Emeritus General Authority
- December 31, 1978 – July 23, 1980

First Quorum of the Seventy
- October 1, 1976 – December 31, 1978
- End reason: Granted general authority emeritus status

Assistant to the Quorum of the Twelve Apostles
- April 6, 1970 – October 1, 1976
- End reason: Position abolished

Personal details
- Born: William Hunter Bennett 5 November 1910 Taber, Alberta, Canada
- Died: 23 July 1980 (aged 69) Bountiful, Utah, United States

= William H. Bennett (Mormon) =

Canadian Mormon leader

William Hunter Bennett (5 November 1910 – 23 July 1980) was a general authority of the Church of Jesus Christ of Latter-day Saints (LDS Church) from 1970 until his death.

Bennett was born in Taber, Alberta, Canada. He attended the School of Agriculture in Raymond, Alberta, and earned bachelor's and master's degrees in agriculture from Utah State University (USU) in the US, followed by a Ph.D. in agriculture from the University of Wisconsin–Madison. He joined the faculty of USU as a professor of agronomy.

Bennett married Patricia June Christensen; they had six children.

Bennett was an avid sportsman and in 1936 tried out for the Canadian Summer Olympics team in the shot put and discus throw.
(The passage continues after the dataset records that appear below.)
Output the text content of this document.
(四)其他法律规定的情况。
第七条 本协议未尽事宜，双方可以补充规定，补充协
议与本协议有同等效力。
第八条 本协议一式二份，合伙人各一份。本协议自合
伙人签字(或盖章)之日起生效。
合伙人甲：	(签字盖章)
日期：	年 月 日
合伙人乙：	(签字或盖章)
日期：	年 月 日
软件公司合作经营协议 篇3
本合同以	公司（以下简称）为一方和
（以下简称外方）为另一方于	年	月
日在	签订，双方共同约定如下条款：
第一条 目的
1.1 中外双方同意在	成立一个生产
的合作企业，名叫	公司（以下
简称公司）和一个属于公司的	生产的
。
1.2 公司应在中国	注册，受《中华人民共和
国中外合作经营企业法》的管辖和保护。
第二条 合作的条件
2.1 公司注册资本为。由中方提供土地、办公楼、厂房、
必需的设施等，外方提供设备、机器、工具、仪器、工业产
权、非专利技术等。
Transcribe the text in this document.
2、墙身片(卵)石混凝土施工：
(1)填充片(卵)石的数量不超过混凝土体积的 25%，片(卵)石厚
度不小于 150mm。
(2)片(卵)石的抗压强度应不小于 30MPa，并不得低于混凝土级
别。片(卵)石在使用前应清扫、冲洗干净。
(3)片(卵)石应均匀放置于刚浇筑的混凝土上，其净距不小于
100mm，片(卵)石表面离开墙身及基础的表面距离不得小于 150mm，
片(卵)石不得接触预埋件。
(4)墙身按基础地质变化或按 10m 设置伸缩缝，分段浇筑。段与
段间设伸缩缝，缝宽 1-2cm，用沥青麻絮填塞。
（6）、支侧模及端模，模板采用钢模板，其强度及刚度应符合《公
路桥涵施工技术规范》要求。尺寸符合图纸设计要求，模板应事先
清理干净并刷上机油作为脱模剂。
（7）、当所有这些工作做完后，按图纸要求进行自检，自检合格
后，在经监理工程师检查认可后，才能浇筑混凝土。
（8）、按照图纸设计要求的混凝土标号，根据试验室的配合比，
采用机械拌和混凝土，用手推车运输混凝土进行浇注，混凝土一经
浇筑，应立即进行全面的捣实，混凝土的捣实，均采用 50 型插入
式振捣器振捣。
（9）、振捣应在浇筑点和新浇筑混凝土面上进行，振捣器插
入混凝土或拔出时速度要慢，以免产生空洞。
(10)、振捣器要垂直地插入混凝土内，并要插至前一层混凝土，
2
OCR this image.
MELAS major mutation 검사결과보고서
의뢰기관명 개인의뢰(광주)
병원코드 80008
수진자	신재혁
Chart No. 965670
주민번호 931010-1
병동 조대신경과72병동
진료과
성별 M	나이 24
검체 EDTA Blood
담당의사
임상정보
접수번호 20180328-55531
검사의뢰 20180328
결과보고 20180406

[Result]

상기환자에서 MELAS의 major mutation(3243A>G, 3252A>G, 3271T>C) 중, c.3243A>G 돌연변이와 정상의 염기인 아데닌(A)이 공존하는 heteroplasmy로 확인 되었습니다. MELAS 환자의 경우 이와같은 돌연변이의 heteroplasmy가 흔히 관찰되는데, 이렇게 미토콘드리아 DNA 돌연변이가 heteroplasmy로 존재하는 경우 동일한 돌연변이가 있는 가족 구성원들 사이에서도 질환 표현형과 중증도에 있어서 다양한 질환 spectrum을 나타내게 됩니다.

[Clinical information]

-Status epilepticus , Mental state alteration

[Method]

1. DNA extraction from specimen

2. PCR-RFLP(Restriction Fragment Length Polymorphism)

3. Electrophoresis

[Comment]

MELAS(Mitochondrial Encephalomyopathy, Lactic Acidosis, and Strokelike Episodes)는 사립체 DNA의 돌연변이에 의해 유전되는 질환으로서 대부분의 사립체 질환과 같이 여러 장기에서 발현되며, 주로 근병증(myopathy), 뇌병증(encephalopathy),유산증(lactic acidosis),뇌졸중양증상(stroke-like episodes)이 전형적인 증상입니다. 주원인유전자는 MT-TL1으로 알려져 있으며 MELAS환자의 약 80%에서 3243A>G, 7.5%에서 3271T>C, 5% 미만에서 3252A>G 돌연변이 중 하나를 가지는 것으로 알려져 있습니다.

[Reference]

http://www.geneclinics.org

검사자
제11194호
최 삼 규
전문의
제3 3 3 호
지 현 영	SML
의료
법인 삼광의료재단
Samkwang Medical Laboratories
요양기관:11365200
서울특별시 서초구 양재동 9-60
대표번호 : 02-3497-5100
In 1970, while serving in the LDS Church as a regional representative, Bennett was called as an Assistant to the Quorum of the Twelve Apostles and a general authority of the church. Bennett served in this position until 1976, when the position of Assistant to the Twelve was abolished and he became a member of the First Quorum of the Seventy, until 1978, when he was designated as an emeritus general authority.

While an assistant, Bennett was assigned to deal with work in Africa, and was involved in an ordeal in which missionaries were confused as to whether they were to baptize a number of black South Africans who wished to join the Church, despite the restrictions on blacks in holding the priesthood at that time. Bennett and other officials approved baptisal, but the missionaries had concerns that such a move would anger the South African government, which they believed had reached a tacit agreement with the Church in the past stipulating that Mormon missionaries could preach in the country provided that they did not proselytize black South Africans. The missionaries were also worried about the complications involved in intermingling blacks with the white believers, as the blacks, lacking priesthood authority, would not be able to assist with things such as home teaching. They also pointed out that the whites needed government permits to enter black areas. After consulting with Marion G. Romney, Bennet wrote back to a missionary saying "It appears that we have received direction from the Brethren that this is not the time for us to move ahead with a program for baptizing the Bantus in South Africa." This policy stood in place until the 1978 Revelation opened the priesthood to men of all races.

Bennett died at his home in Bountiful, Utah, US.